他的质问声浪在城门洞里嗡嗡回荡,引来周围行人侧目,不少人脚步匆匆走开,生怕沾惹是非。
那驴脸衙役鼻腔里发出一声冷哼,翻了个白眼,仿佛听到了什么天大的笑话:“嘿,老梆子,耳朵塞驴毛了?咱县太爷亲自点头下的令!不服?行啊,有本事你找县太爷本人掰扯去!看你有几个脑袋够砍!”
这话像是往火星子上泼了一瓢滚油。
王刚脸上的肌肉突突直跳,握着鞭杆的手青筋暴凸,几乎要把鞭杆捏碎了。
他猛地从车辕上挺直腰板,眼睛瞪得像铜铃,那股久战沙场的凌厉气势骤然炸开:“你…你们……”
他气得声音发颤,唾沫星子几乎喷到驴脸衙役脸上,“睁开你们的狗眼看看!知不知道这里头坐的是哪尊……”
“王叔!”
苏康那低沉的声音穿透车帘,及时截断了他的爆发。
柳青在旁边吓得脸都白了,小手紧紧攥着衣角。
“少爷?!”
王叔不甘地低吼,梗着脖子,显然怒火未消。
“给他们。”
车内,苏康的声音显得格外冷静,“息事宁人。”
他每个字都吐得很清晰。
门帘外,王刚那粗重的喘气声清晰可闻,像烧红的风箱在艰难鼓动。
僵持了足有十息,苏康和柳青能想象他额头青筋突突直跳的样子。
终于,“哼!”,他极其不甘地重重喷出一口浊气,接过柳青从钱箱里掏摸出来的三十枚铜板,极不情愿地送到了衙役的手中。

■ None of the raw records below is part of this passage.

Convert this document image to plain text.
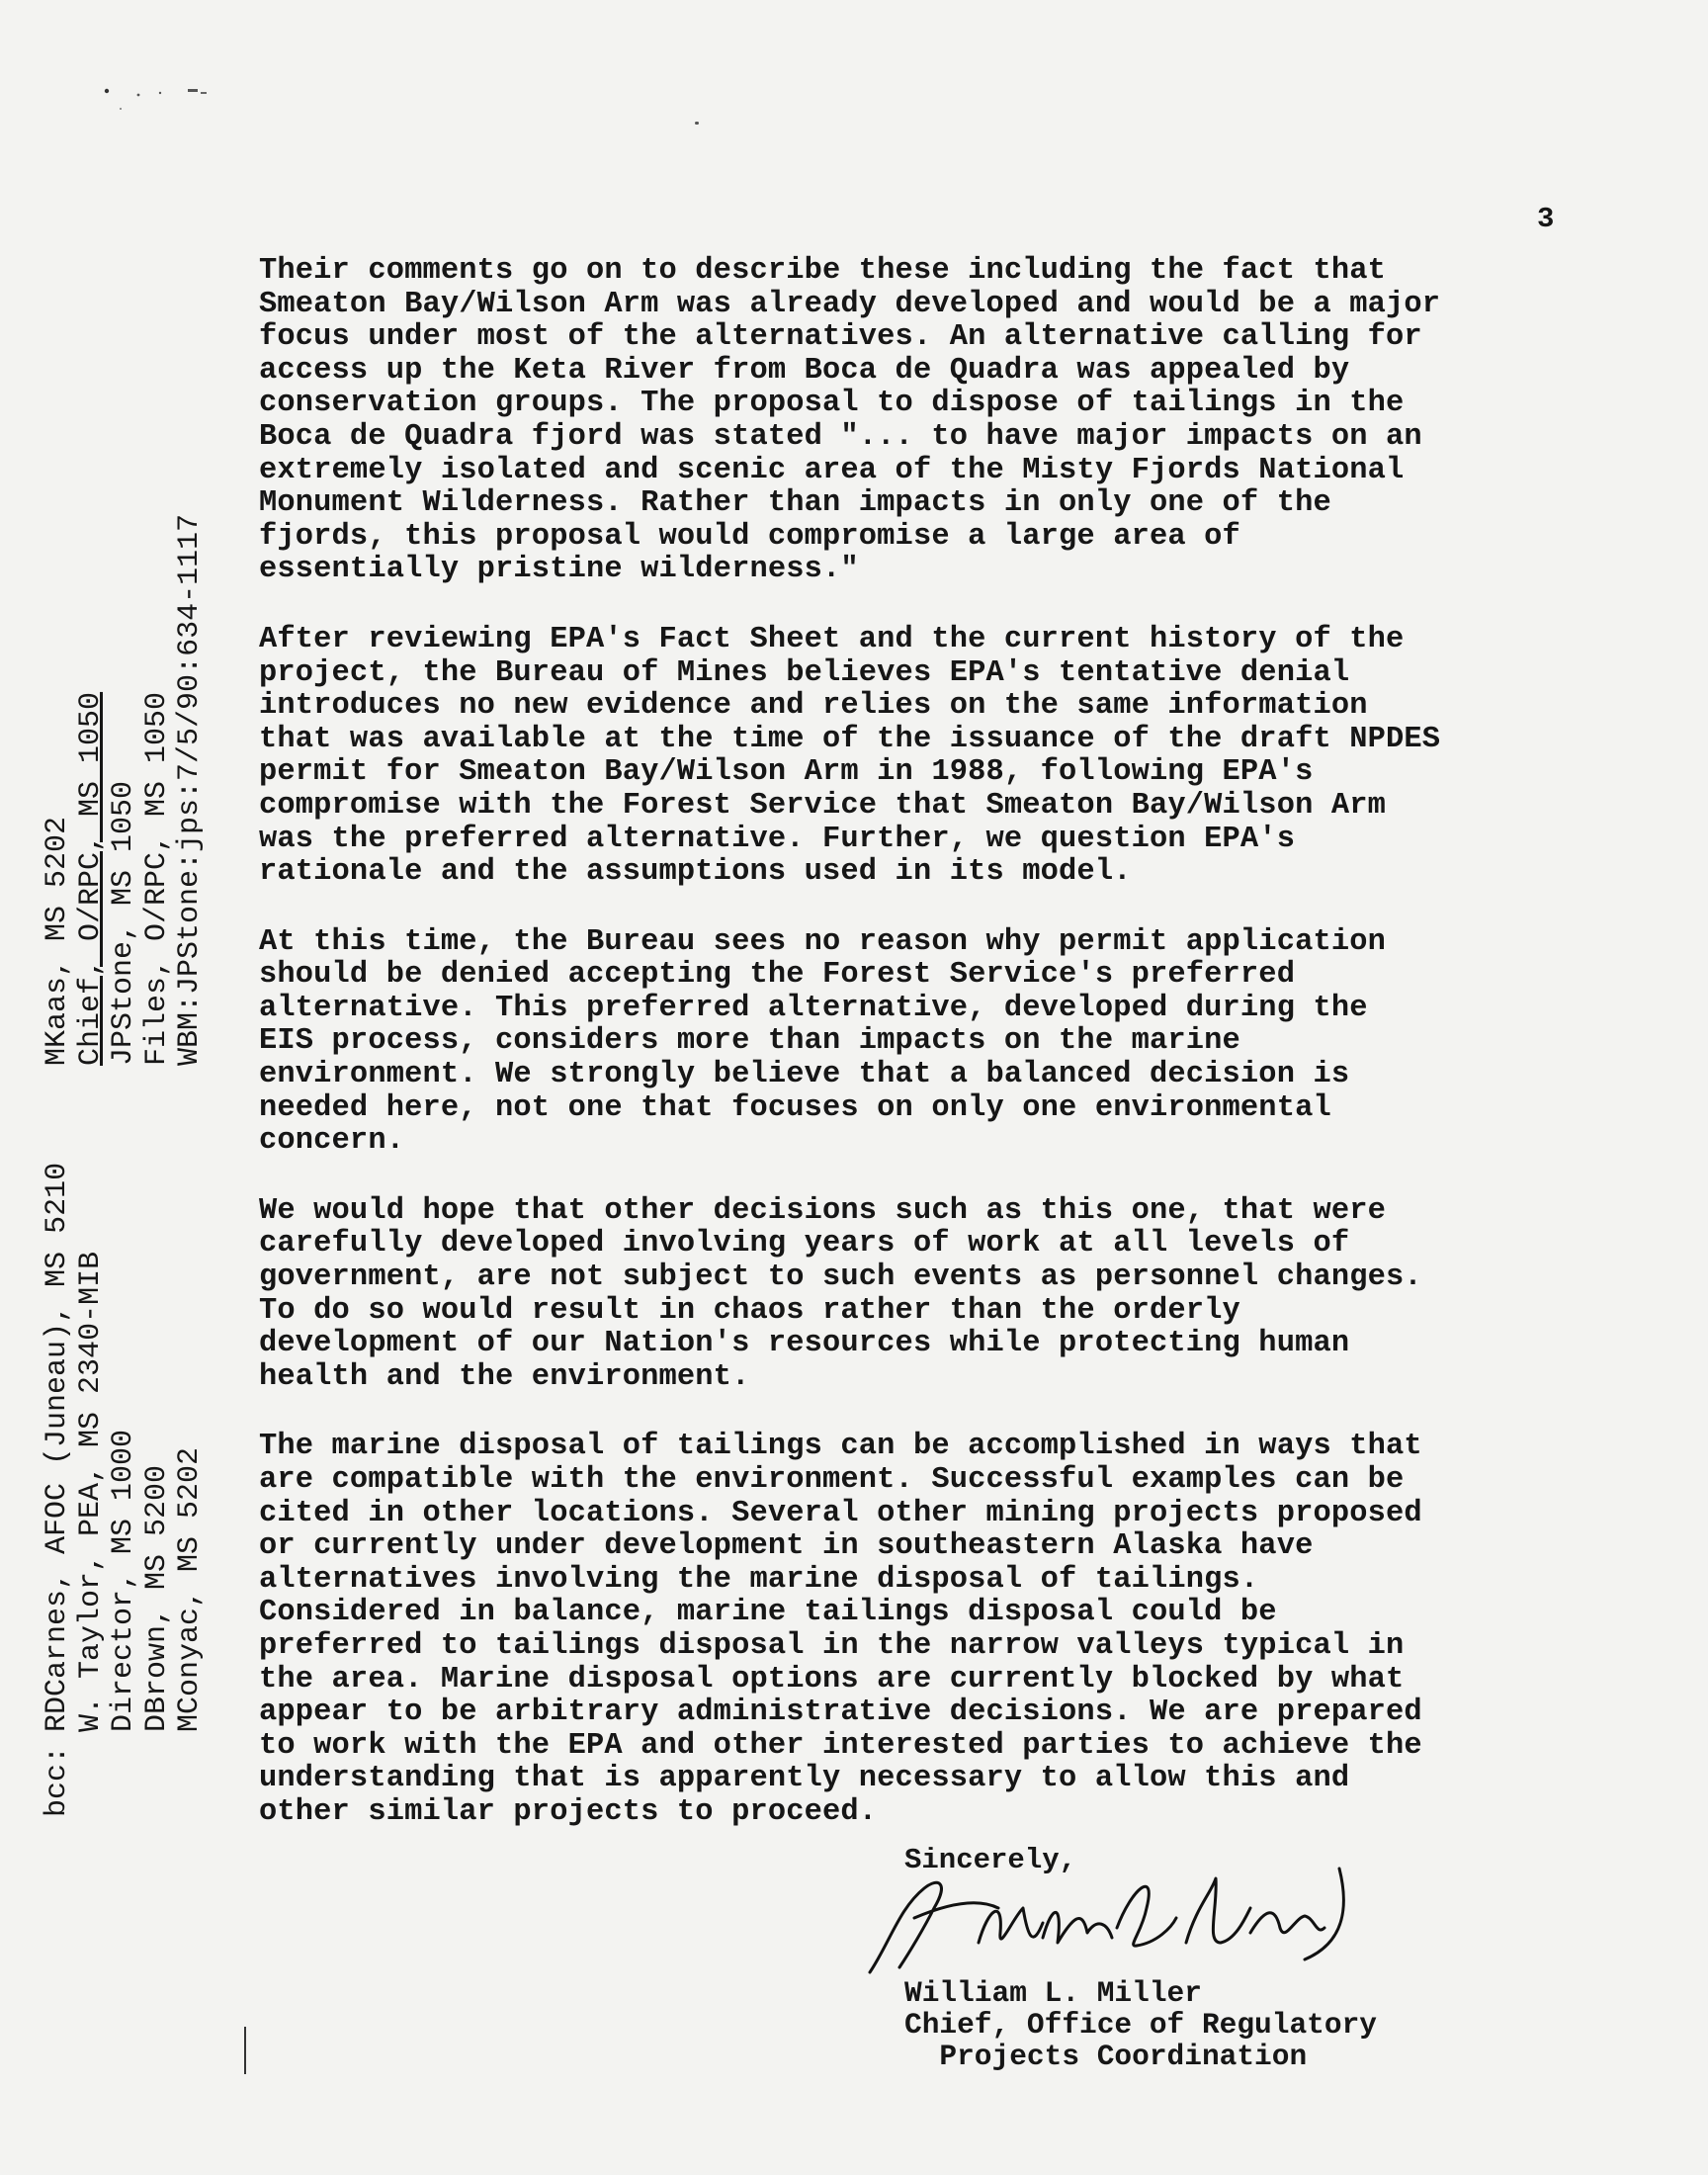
3

Their comments go on to describe these including the fact that
Smeaton Bay/Wilson Arm was already developed and would be a major
focus under most of the alternatives. An alternative calling for
access up the Keta River from Boca de Quadra was appealed by
conservation groups. The proposal to dispose of tailings in the
Boca de Quadra fjord was stated "... to have major impacts on an
extremely isolated and scenic area of the Misty Fjords National
Monument Wilderness. Rather than impacts in only one of the
fjords, this proposal would compromise a large area of
essentially pristine wilderness."

After reviewing EPA's Fact Sheet and the current history of the
project, the Bureau of Mines believes EPA's tentative denial
introduces no new evidence and relies on the same information
that was available at the time of the issuance of the draft NPDES
permit for Smeaton Bay/Wilson Arm in 1988, following EPA's
compromise with the Forest Service that Smeaton Bay/Wilson Arm
was the preferred alternative. Further, we question EPA's
rationale and the assumptions used in its model.

At this time, the Bureau sees no reason why permit application
should be denied accepting the Forest Service's preferred
alternative. This preferred alternative, developed during the
EIS process, considers more than impacts on the marine
environment. We strongly believe that a balanced decision is
needed here, not one that focuses on only one environmental
concern.

We would hope that other decisions such as this one, that were
carefully developed involving years of work at all levels of
government, are not subject to such events as personnel changes.
To do so would result in chaos rather than the orderly
development of our Nation's resources while protecting human
health and the environment.

The marine disposal of tailings can be accomplished in ways that
are compatible with the environment. Successful examples can be
cited in other locations. Several other mining projects proposed
or currently under development in southeastern Alaska have
alternatives involving the marine disposal of tailings.
Considered in balance, marine tailings disposal could be
preferred to tailings disposal in the narrow valleys typical in
the area. Marine disposal options are currently blocked by what
appear to be arbitrary administrative decisions. We are prepared
to work with the EPA and other interested parties to achieve the
understanding that is apparently necessary to allow this and
other similar projects to proceed.

bcc:
RDCarnes, AFOC (Juneau), MS 5210 W. Taylor, PEA, MS 2340-MIB Director, MS 1000 DBrown, MS 5200 MConyac, MS 5202
MKaas, MS 5202 Chief, O/RPC, MS 1050 JPStone, MS 1050 Files, O/RPC, MS 1050 WBM:JPStone:jps:7/5/90:634-1117
Sincerely,
William L. Miller
Chief, Office of Regulatory
Projects Coordination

接着,一声极尽鄙夷的嘲讽砸了过去:“拿着去买好棺材板吧!别哪天走街上,凭空掉块砖头开了瓢!”
那驴脸衙役低头数着掌心里的铜子儿,三角眼眯缝着,脸上却是一副“你这老东西早该识相”的得意,嘴里毫不饶人:“啧啧,早点掏出来不就结了?白费爷们儿这半天口水!贱骨头!”
另一个矮衙役更过分,他一步欺近车厢,嘴里吆喝着:“还躲?里头藏金子了?”
话音刚落,他便粗鲁地一把掀开车帘一角!
刺眼的城门洞天光裹挟着漫天尘灰猛地灌了进来,苏康和柳青下意识地眯缝起眼睛,屏住了呼吸。
车厢角落叠着的、那属于新到任县令的簇新官袍,此刻正塞在那堆半空的行李包裹中间。
矮衙役那双三角眼滴溜溜乱转着,粗鲁的视线在袍面上胡乱刮了几下,大概是觉得那衣料比抹布强不了多少,嘴角不屑地撇了撇,动作粗暴得活像是赶牲口:“走走走!后面等着呢!磨磨蹭蹭的!”
车帘“唰”地被重新摔下,世界短暂地重归车内相对的昏暗。
马车艰难地碾过城门那道高高的石门槛,车身猛地一跳,哐当一声,晃得人肠子都要打结。
“呸!什么玩意儿!”
王刚粗哑的咒骂声透过帘子,带着火星子,“狗眼看人低的东西!收了买路钱还这德行!”
车轮辘辘,驶出了城门洞的阴影,终于完全进入了威宁县城。